Monday, July 5, 2010

Doing Time on Cellblock ABC

Naps Are for Babies (and Check Out My Abs!)
So we stopped taking a nap.  And by "we" I mean the only family member sans bladder control.  But darn it, the little guy was downright pleasant today, and he may be getting used to the new regime.  I had this crazy computer science teacher in high school that swore he only slept 4 hours a night, and loved it.  There was just too much to do.
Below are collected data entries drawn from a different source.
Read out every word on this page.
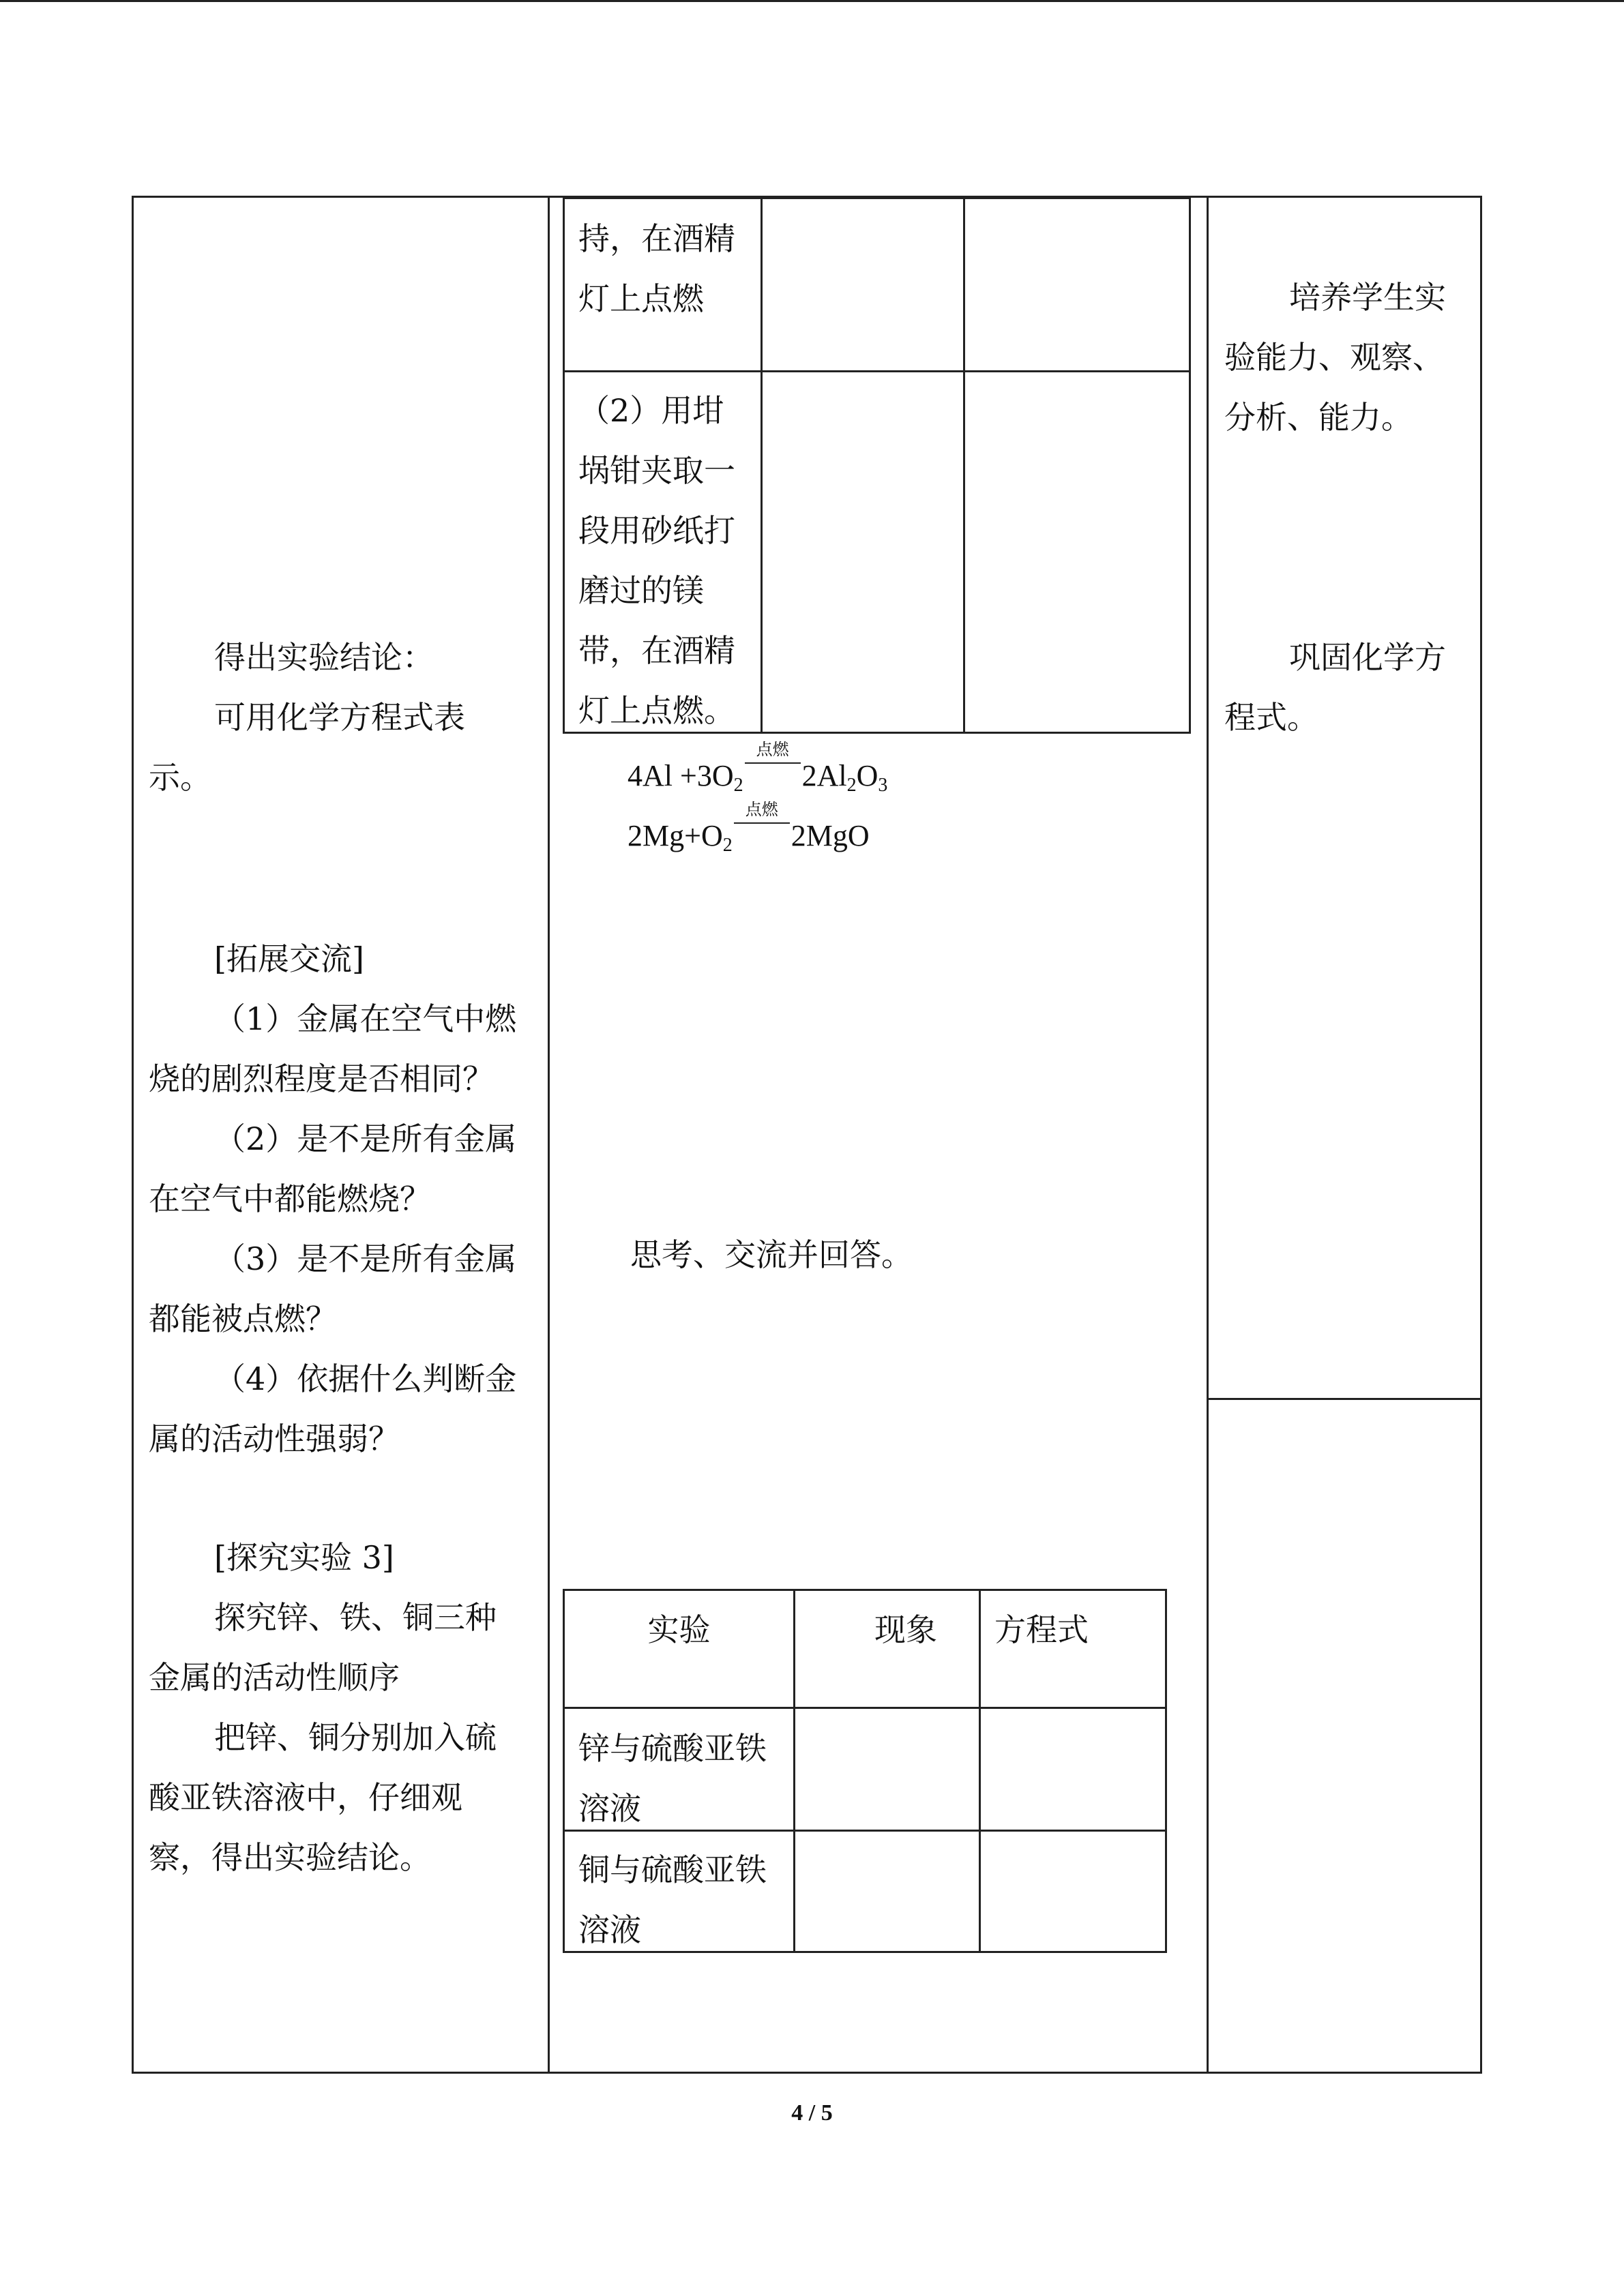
得出实验结论：
可用化学方程式表
示。
[拓展交流]
（1）金属在空气中燃
烧的剧烈程度是否相同？
（2）是不是所有金属
在空气中都能燃烧？
（3）是不是所有金属
都能被点燃？
（4）依据什么判断金
属的活动性强弱？
[探究实验 3]
探究锌、铁、铜三种
金属的活动性顺序
把锌、铜分别加入硫
酸亚铁溶液中，仔细观
察，得出实验结论。
持，在酒精
灯上点燃
（2）用坩
埚钳夹取一
段用砂纸打
磨过的镁
带，在酒精
灯上点燃。
$4Al +3O_2$
点燃
$2Al_2O_3$
$2Mg+O_2$
点燃
2MgO
思考、交流并回答。
实验	现象 方程式
锌与硫酸亚铁
溶液
铜与硫酸亚铁
溶液
培养学生实
验能力、观察、
分析、能力。
巩固化学方
程式。
4 / 5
He had calculated (of course) how many years the average person "wasted" with all that unnecessary sleep.

Jack reminds me of that guy, and spends his erstwhile naptime doing stuff like this:

I caught him on Amazon ordering a set of kettlebells and some whey powder.

Anyway, the formally negotiated trade-off was to move bedtime up an hour.  Awesome.  He sticks to his end of the deal, and drops like a bag of hammers at 7:14pm.

Cribs Are for Babies, Too
And we stopped staying "in" the crib.  And by "we" I mean... oh forget it.  You know exactly who I mean.

I got one of those emails from Majesty last week.  You know, the emails that have 'YOUR SON' on the memo line.  She said Le Jacques had BASE jumped from his crib, and made it on foot to the bathroom rallying point, where he completed his objective (no not that one):  TP was piled gleefully on the rug.  The bottle of Johnson's Baby Shampoo was emptied on the TP with gusto.

The Zip-A-Kid Foolproof Incarceration Tent arrived a few days later.  If you're not familiar, think a crib mosquito net.  Only your kid is the mosquito, and you're trying to keep them in.  Tricky, that.  He thought it was great at first.  And I guess prison could theoretically be novel until you figure out you can't leave.  Cause dude, you can't.  IN YOUR FACE, BABY!  If you're scoring along at home, that's
Parental Poseurs:  3
Intrepid Infant:  436,705,729
I think we've got the momentum now.

Shame Is for Even Bigger Babies
I'm Bathtime Operations Mate.  Under the guise of upping my "Daddy Time," Majesty has brilliantly offloaded all the lifting and wrangling of the wily (and way slippery) little guy, well, to me.  Genius.  That chick is a genius.  So I'm entrusted with the daily upkeep of the best hair in the known universe.  It's a huge responsibility.  And we like, bond and stuff.  You icky, cootie-infested girls wouldn't understand.

So Jack and I are sitting there, chatting about what McChrystal was thinking when he greenlighted the Rolling Stone piece (you think I jest).  We're about finished up, and the sudsy water drains.  I'm getting the towel, chamois and power buffer ready.  And I see Captain Nekkid recline in the shallow end, with this relaxed look, and he just pees his little heart out.  Like Olympic Record high.  And he points with it.*  And it dawned on me:

That is the essence of being male.

*A lifelong skill, here, and a little-discussed perk of the y-chromosome.


Anonymous said...

Awesome plank pose! And you must have truely had your hand on the Good Book when you wrote this because truer words have never been spoken! You can't make up stuff like this.

BB Tucker said...

I loved every second of your soliloquoy. Donna came up and out of her baby bed the day of our 18 month portraits. They are really cute, with the red unexplainable dot on her chin. Not a bad scar for that much of a drop.
There were days I would walk into a room, and the drawers of my bedroom dresser would have been pulled out to make steps. On my dresser top were the remnants of colognes. How on earth do babies learn these things?
I think wayward angels must be wanting a laugh!
Jack is brilliant, handsome, and talented. Deadly combo!!!!

El Comodoro said...

I know. I had no idea Secret Agent Training started this early.

Cindy Deister said...

Good luck w/ the netting. Of course, with this summer, it could serve two purposes.